Developing a strategy for an FTA with the US

Taipei Times, Taiwan

Developing a strategy for an FTA with the US

By Tsai Horng Ming

10 April 2007

The US recently concluded a free-trade agreement (FTA) with South Korea. Under the agreement, more than 90 percent of bilateral trade in industrial and consumer goods will become duty-free three years after it comes into force, with remaining tariffs eliminated within 10 years. Council for Economic Planning and Development (CEPD) estimates show that the FTA between the US and South Korea will have an estimated US$2 billion impact on Taiwan, or approximately 5 percent of its total exports, a spokesman of said on Tuesday.

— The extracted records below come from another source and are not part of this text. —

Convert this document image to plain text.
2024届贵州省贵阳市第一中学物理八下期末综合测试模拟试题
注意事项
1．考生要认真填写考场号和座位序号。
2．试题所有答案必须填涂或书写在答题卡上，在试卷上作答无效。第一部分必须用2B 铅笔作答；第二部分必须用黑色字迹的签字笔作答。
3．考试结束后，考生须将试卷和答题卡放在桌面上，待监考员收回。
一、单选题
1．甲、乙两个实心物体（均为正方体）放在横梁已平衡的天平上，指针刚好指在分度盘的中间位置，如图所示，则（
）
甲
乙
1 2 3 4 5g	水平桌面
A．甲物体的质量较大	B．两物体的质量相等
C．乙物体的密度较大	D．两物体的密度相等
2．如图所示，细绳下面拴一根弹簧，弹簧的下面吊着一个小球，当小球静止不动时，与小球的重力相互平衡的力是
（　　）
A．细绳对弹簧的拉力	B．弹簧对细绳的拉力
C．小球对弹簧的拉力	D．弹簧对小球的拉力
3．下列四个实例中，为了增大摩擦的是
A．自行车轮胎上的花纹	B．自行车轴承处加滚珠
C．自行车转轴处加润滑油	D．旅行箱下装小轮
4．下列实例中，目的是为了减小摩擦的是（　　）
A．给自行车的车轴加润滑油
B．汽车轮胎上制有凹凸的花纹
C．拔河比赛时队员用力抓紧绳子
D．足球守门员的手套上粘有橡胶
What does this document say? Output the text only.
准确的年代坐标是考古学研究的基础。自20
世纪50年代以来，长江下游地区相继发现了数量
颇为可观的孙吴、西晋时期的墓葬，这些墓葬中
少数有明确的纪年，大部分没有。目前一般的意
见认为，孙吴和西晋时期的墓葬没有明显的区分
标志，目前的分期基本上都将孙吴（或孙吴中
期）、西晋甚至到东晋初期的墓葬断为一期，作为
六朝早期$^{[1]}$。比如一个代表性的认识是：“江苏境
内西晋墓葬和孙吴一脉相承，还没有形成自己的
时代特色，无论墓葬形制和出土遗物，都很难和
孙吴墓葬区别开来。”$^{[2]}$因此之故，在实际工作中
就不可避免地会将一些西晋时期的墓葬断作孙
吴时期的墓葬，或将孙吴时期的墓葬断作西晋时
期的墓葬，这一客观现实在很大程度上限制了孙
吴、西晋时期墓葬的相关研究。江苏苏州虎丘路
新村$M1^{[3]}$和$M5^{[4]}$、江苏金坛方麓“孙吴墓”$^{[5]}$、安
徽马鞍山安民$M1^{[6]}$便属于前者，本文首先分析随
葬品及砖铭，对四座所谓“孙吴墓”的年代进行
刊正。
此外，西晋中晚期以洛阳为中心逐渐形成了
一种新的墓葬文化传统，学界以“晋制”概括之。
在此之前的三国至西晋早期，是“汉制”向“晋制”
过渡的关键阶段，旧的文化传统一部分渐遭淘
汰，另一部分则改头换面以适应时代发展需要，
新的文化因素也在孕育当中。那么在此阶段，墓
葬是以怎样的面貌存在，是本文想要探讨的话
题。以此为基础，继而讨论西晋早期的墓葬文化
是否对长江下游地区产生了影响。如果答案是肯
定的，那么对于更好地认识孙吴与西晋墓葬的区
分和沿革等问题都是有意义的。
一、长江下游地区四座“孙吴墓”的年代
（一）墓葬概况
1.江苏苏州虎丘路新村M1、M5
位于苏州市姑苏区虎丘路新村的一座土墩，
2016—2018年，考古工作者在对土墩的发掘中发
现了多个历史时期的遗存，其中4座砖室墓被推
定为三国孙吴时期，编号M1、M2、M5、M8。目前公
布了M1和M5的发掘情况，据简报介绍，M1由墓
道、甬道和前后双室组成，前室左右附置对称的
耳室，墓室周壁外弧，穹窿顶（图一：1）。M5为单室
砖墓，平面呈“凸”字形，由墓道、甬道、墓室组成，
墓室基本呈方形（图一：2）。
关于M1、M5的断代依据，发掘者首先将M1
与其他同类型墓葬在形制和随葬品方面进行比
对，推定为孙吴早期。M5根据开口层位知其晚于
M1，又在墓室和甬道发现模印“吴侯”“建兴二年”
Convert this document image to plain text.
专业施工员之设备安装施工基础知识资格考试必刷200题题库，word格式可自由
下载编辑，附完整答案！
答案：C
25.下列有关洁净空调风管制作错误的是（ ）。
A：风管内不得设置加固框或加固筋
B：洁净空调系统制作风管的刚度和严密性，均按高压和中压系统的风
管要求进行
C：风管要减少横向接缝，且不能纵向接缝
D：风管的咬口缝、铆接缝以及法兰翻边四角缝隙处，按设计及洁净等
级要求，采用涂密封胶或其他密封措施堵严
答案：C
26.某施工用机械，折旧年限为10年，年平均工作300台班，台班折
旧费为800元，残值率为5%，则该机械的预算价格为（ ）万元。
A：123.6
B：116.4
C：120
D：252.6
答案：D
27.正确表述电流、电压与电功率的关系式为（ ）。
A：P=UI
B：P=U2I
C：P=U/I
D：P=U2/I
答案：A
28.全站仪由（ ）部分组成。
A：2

In fact, the agreement will have a domino effect. Regional economic integration will become the major strategy for countries to strengthen their economic competitiveness and attract foreign investment.

As for Taiwan, China’s macroeconomic development strategy and the "one China" principle have had a negative effect on Taiwan’s participation in the process of regional integration.

Facing Chinese obstructionism, the manner in which Taipei enters FTA negotiations with Washington will be of utmost importance. This strategy can use the WTO’s legal system and institutions to develop the FTA with the US.

Washington wants a tighter trade bloc in the region, mostly among APEC members. Its FTA strategy, which focuses on the political, economic and strategic, is meant to protect its interests in the region by developing more dialogues with ASEAN member states.

For its part, Taiwan can use its own prestige in areas such as economic liberty, market openness and geopolitical status as trading chips to highlight the value of regional trade investment. A Taiwan-US FTA would support the formation of an APEC-wide FTA, from which regional development could ensue.

To demonstrate its political will to the US, Taiwan must offer a comprehensive economic liberalization plan and adopt a more realistic strategy to overcome political obstacles. Giving more importance to creating a trade and investment framework in which Taiwan and the US can evolve would be a way to achieve this.

Beside the protection of intellectual property, rice import quotas and limits on access to the nation’s pharmaceutical market, Taiwan can offer cooperation on regional investment, ICT standards, financial supervisory systems and training.

The nation needs to build the communication mechanism whereby it can enter into talks with US entrepreneurs in favor of a Taiwan-US FTA.

Tsai Horng ming is the deputy secretary-general of the Chinese National Federation of Industries.